В конце сороковых — начале пятидесятых азартные игры (не только карточные) приобрели характер эпидемии. Нередко тюремные игры завершались смертью не только участников, но и очевидцев — любопытных отсылаем к новелле В. Шаламова «На представку» (сборник «Колымские рассказы»). В семидесятых-восьмидесятых годах уличенных в игре арестантов, как правило, отправляли на десять суток в БУР (барак усиленного режима). Вместе с тем, по понятиям, авторитетный блатной не имел права прерывать игру при появлении вертухая; обычно контролер, зная об авторитете такого арестанта, терпеливо дожидался окончания партии и лишь после этого конфисковывал колоду и докладывал о нарушении начальству.

В качестве игорной ставки могут выступать деньги, одежда, обувь, продукты питания, спиртное, наркотики, а также имущество, оставшееся на свободе: квартиры, дома, земельные участки, автомобили и т. д. Нередко играют на «желание»: проигравший обязан выполнить определенное желание выигравшего. Академик Д. Лихачев, отбывавший наказание еще в СЛОНе (Соловецкий лагерь особого назначения), писал: «Бывает, что проигравший кричит в окно или в трубу в течение 5 — 10 минут: «Я дурак, дурак…» Отсюда и выражение: «проиграться в трубу». Вместе с тем требование исполнения желаний, унижающих достоинство проигравшего (например, поцеловать пассивного педераста или парашу), по тюремным понятиям, совершенно недопустимо. Со времен чеховского «Острова Сахалин» и поныне карточный долг является для арестанта делом чести. Популярная в криминальном мире татуировка: колода карт, черт с пистолетом и подпись «Проигрался — плати или готовь вазелин!» — свидетельствует о приверженности ее обладателя к правильной, то есть честной, игре. Заключенный, не отдавший игровой долг, становится фуфлыжником. По желанию выигравшего фуфлыжник может быть превращен в пассивного педераста («петуха», «гребня», «акробата»), его могут жестоко избивать. При этом он не имеет права сопротивляться.

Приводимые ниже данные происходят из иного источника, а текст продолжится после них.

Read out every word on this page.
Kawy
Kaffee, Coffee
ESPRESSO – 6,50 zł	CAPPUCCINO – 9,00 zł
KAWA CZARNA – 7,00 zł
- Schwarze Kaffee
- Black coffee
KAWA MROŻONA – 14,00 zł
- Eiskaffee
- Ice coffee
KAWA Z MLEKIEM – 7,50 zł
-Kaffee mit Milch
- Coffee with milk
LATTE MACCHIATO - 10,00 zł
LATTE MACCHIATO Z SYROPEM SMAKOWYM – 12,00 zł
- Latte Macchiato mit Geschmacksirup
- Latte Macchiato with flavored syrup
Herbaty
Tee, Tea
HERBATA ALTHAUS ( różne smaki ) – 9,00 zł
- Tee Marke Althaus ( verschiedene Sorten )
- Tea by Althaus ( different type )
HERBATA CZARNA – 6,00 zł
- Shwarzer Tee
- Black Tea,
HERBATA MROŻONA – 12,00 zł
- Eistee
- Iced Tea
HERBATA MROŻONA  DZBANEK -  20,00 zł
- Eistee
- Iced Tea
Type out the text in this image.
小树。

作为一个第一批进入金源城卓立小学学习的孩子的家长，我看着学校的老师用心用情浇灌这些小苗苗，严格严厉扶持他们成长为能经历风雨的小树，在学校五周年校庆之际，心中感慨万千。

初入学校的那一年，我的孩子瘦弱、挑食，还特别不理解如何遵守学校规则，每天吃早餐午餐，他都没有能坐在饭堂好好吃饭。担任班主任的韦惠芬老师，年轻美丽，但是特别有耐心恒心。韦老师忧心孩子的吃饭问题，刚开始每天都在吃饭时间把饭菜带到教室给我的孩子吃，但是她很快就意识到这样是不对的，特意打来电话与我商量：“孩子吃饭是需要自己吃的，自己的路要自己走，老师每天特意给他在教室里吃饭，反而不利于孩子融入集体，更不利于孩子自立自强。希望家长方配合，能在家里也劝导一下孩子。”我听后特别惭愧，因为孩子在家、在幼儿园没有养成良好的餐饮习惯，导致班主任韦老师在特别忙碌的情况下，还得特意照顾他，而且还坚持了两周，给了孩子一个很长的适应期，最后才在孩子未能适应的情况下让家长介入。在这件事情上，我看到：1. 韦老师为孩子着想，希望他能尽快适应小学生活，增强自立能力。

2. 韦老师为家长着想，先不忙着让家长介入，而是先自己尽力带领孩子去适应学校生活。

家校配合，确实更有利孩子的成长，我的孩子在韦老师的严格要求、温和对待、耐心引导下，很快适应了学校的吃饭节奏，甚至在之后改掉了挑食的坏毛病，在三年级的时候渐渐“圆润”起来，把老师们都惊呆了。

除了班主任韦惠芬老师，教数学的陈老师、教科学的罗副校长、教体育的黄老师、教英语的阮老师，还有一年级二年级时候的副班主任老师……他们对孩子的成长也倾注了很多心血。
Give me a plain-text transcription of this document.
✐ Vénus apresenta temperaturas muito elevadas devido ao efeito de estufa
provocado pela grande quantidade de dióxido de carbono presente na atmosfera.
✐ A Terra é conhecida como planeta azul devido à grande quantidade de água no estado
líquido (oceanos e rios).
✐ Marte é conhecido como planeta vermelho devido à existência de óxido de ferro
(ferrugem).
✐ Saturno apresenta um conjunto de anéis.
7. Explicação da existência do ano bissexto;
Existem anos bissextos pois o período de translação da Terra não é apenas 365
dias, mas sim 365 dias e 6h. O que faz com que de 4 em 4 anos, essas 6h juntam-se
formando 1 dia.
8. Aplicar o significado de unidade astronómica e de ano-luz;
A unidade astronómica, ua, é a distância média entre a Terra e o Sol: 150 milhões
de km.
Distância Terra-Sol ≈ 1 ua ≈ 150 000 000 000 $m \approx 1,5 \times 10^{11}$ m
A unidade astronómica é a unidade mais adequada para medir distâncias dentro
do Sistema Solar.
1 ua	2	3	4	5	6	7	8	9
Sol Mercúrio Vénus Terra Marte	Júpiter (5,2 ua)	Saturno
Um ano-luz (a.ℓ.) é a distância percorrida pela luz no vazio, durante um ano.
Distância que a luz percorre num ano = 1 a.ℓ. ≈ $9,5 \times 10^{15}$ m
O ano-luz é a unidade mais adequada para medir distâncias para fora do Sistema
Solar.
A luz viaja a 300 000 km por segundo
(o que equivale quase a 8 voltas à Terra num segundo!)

Опытные арестанты хорошо знают, что никогда нельзя соглашаться играть «на просто так»: это выражение на зэковском жаргоне означает гомосексуальный акт, где пассивной стороной становится проигравший. В случае предложения игры «не под интерес» следует уточнить: «играем ни на что».

Наиболее популярными карточными играми среди российских арестантов являются бура, очко, рамс, преферанс, третями, тринька (она же сека), терс (терц). Кроме карточных игр в тюрьмах и на зонах играют в байбут (игра в кости), тюремного козла (игра со спичечным коробком), шмен (игра на деньги по сумме номера на банкноте).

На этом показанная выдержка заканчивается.